January 14, 2009

Can SUSY Help Explain Quantum Consciousness?

Discover posted an interesting article today about quantum mechanics explaining photosynthesis, smell, antioxidant effectiveness, and (the best part) consciousness.

First, two definitions: Entanglement is the idea that two or more particles at quantum states are linked together, even if there is physical distance between them, in such a way that both would be affected if one were disturbed. Quantum Tunneling is the potential for a particle to (via probabilities related to its wave function) penetrate a barrier that (per classical mechanics) it should not have the energy to penetrate. Because it's impossible to narrow down a particle's energy and its location at the same time, scientists narrow down probable locations to a fuzzy wavepacket: some of the probable locations indicated in the wavepacket exist on the other side of the barrier, meaning that sometimes, the particle is on the other side of the barrier. That's tunneling.

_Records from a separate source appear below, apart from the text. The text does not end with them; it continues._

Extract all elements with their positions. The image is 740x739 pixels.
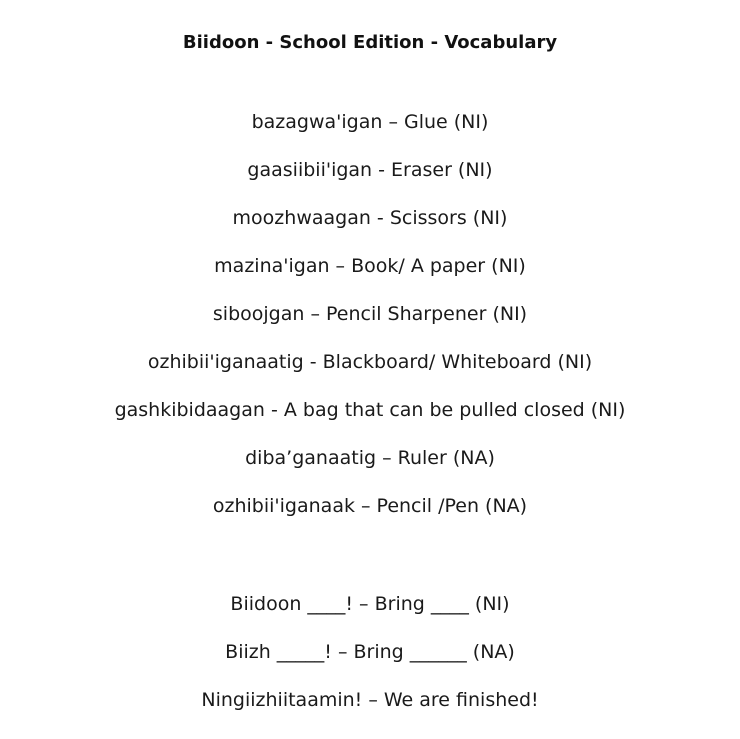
phrase-list <box>0 590 740 734</box>
vocabulary-item: ozhibii'iganaak – Pencil /Pen (NA) <box>212 495 528 517</box>
document-title: Biidoon - School Edition - Vocabulary <box>182 32 558 53</box>
vocabulary-item: gaasiibii'igan - Eraser (NI) <box>247 159 493 181</box>
phrase-item: Ningiizhiitaamin! – We are finished! <box>201 689 539 711</box>
vocabulary-item: siboojgan – Pencil Sharpener (NI) <box>212 303 528 325</box>
phrase-item: Biizh _____! – Bring ______ (NA) <box>225 641 515 663</box>
vocabulary-item: moozhwaagan - Scissors (NI) <box>232 207 508 229</box>
vocabulary-item: ozhibii'iganaatig - Blackboard/ Whiteboard (NI) <box>147 351 593 373</box>
vocabulary-item: bazagwa'igan – Glue (NI) <box>251 111 489 133</box>
vocabulary-list <box>0 108 740 540</box>
vocabulary-item: mazina'igan – Book/ A paper (NI) <box>214 255 526 277</box>
phrase-item: Biidoon ____! – Bring ____ (NI) <box>230 593 510 615</box>
vocabulary-item: diba’ganaatig – Ruler (NA) <box>245 447 495 469</box>
vocabulary-item: gashkibidaagan - A bag that can be pulled closed (NI) <box>114 399 626 421</box>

Back to the brain. Tunneling and entanglement explain (theoretically) how neurons generate a consciousness field; Stuart Hameroff, director of the Center for Consciousness Studies at the University of Arizona, is paraphrased in the article: "Each section of the constantly shifting [neuron] system has an impact on other sections, potentially via quantum entanglement, leading to a dynamic quantum-mechanical dance. It is in this faster-than-light subatomic communication that consciousness is born." This is good stuff (and a continuation of theories that Evan Walker postulated in the 1970s), but what I want to know is how SUSY (supersymmetry) gets involved. If the Lie group SO(10) consists of rotations in ten-dimensional space, could particles tunnel in and out of plack-sized dimensions (or Calabi-Yau spaces?) in a way that could affect quantum consciousness? Sentience is tricky; Leonard Susskind himself answered a question I posed to him in an email by saying, "Probably the biggest mystery in science (at least for me) is the connection between physics and the mind."

The thing is, much like the standard model before the (hypothetical) unified theory, it feels right that the answers are within reach: so many cultures and disciplines over thousands of years have hinted at transcendence; the pineal gland has yet to reveal its secrets; psychokinesis suggests consciousness is a type of force field; Aldous Huxley wrote in The Doors of Perception that "To be shaken out of the ruts of ordinary perception, to be shown for a few timeless hours the outer and inner world, not as they appear to an animal obsessed with survival or to a human being obsessed with words and notions, but as they are apprehended, directly and unconditionally, by Mind At Large— this is an experience of inestimable value to everyone and especially to the intellectual."

Somehow, "extraordinary perception" must* have a quantum explanation; the Mind At Large must have something to do with supersymmetry. Nature is just too clever for it to be otherwise.

*Remember, I'm just pontificating--I'll leave the down-and-dirty analysis to real scientists.